Canvas, Webtoon’s platform for user-uploaded comics, is about to get a major overhaul that’s designed to help creators make more money and share their art with a wider audience.

Today, Webtoon announced its plans to roll out a number of new features for Canvas that will make it easier for artists to build global followings and gain a deeper understanding of who’s engaging with their work. Soon, manga creators who upload their work to Canvas will be able to use an AI-powered translation tool to localize their scripts into English, Spanish, French, Indonesian, Thai, Traditional Chinese, and German. A beta version of the translation feature — which is optional — will first be made available to English-speaking Canvas users sometime this spring before Webtoon rolls it out to other markets later this summer.

Additionally, Webtoon is introducing an updated Canvas dashboard that the company says will provide “improved insights into series performance, deeper analytics to understand readership, and new tools to manage community engagement.” Webtoon also plans to make its ad revenue share program accessible to all creators producing work in any of the languages supported on Canvas.

Speaking to The Verge Webtoon president Yongsoo Kim said that all of the big changes coming to Canvas are meant to assist creators “grow their audience, build fandoms, and earn more from their work.” Kim told me that Webtoon’s chief concern is to help its creative overcome some of the challenges they might face with traditional distribution channels. Kim also described Canvas’ new translation functionality as a tool that’s designed to make creators’ lives easier.

“For a long time, language barriers and distribution challenges have limited creators’ reach,” Kim said. “With these tools, we want to help creators reach readers around the world while keeping full creative control of their work.”

On paper, Canvas’ AI tool sounds a lot like the Kindle Translate tool Amazon rolled out last fall.

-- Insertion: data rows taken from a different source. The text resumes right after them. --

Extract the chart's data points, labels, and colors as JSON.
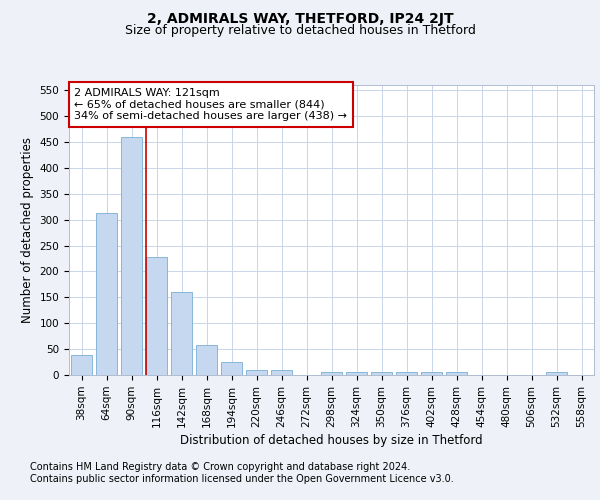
{
  "title": "2, ADMIRALS WAY, THETFORD, IP24 2JT",
  "subtitle": "Size of property relative to detached houses in Thetford",
  "xlabel": "Distribution of detached houses by size in Thetford",
  "ylabel": "Number of detached properties",
  "footnote1": "Contains HM Land Registry data © Crown copyright and database right 2024.",
  "footnote2": "Contains public sector information licensed under the Open Government Licence v3.0.",
  "categories": [
    "38sqm",
    "64sqm",
    "90sqm",
    "116sqm",
    "142sqm",
    "168sqm",
    "194sqm",
    "220sqm",
    "246sqm",
    "272sqm",
    "298sqm",
    "324sqm",
    "350sqm",
    "376sqm",
    "402sqm",
    "428sqm",
    "454sqm",
    "480sqm",
    "506sqm",
    "532sqm",
    "558sqm"
  ],
  "values": [
    38,
    312,
    460,
    228,
    160,
    57,
    25,
    10,
    10,
    0,
    5,
    5,
    5,
    5,
    5,
    5,
    0,
    0,
    0,
    5,
    0
  ],
  "bar_color": "#c5d8f0",
  "bar_edge_color": "#7bafd4",
  "annotation_line_color": "#cc0000",
  "annotation_text_line1": "2 ADMIRALS WAY: 121sqm",
  "annotation_text_line2": "← 65% of detached houses are smaller (844)",
  "annotation_text_line3": "34% of semi-detached houses are larger (438) →",
  "annotation_box_color": "#cc0000",
  "ylim": [
    0,
    560
  ],
  "yticks": [
    0,
    50,
    100,
    150,
    200,
    250,
    300,
    350,
    400,
    450,
    500,
    550
  ],
  "bg_color": "#eef2f8",
  "plot_bg_color": "#ffffff",
  "grid_color": "#c8d4e8",
  "title_fontsize": 10,
  "subtitle_fontsize": 9,
  "axis_label_fontsize": 8.5,
  "tick_fontsize": 7.5,
  "annotation_fontsize": 8,
  "footnote_fontsize": 7
}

When I asked Kim about how the translation program works, he explained that the tool is built on a combination of Webtoon’s own proprietary language model and “a powerful, external LLM.” Kim said that the program only processes textual elements of a manga page and no content is stored or used to further train the LLM. And because there’s more to localization than translating text from one language to another, the AI tool also features a glossary section that creators can fill out with information about their series that will help the tool maintain translation consistency and understand narrative context.

“The model will have relatively less context for titles that have just started and only have a few episodes published on the platform,” Kim explained. “But once a creator has begun translating their episodes and publishing more, the model will develop more cumulative context about the title and the overall quality of the AI-generated translations will improve.”

Given AI models’ tendency to make mistakes, creators might still want to check their translated work for potential errors. But Kim noted that, if creators or readers find errors, they will be able to submit reports to Webtoon’s quality assurance team, which will trigger a human reviewing process. In response to being asked about whether Webtoon had given any thought to the possibility of readers being turned off by the company encouraging its partners to use AI, Kim stressed that the translation tool is completely optional and translated versions of a series will be removed from the platform if a creator opts out.

“At WebToon, we strongly believe that this kind of technology should only be used to help our creators, not replace them,” Kim said. “We are starting with the translation program, but we’re still thinking about what kinds of support based on AI and other technologies will genuinely support our creators’ daily lives.”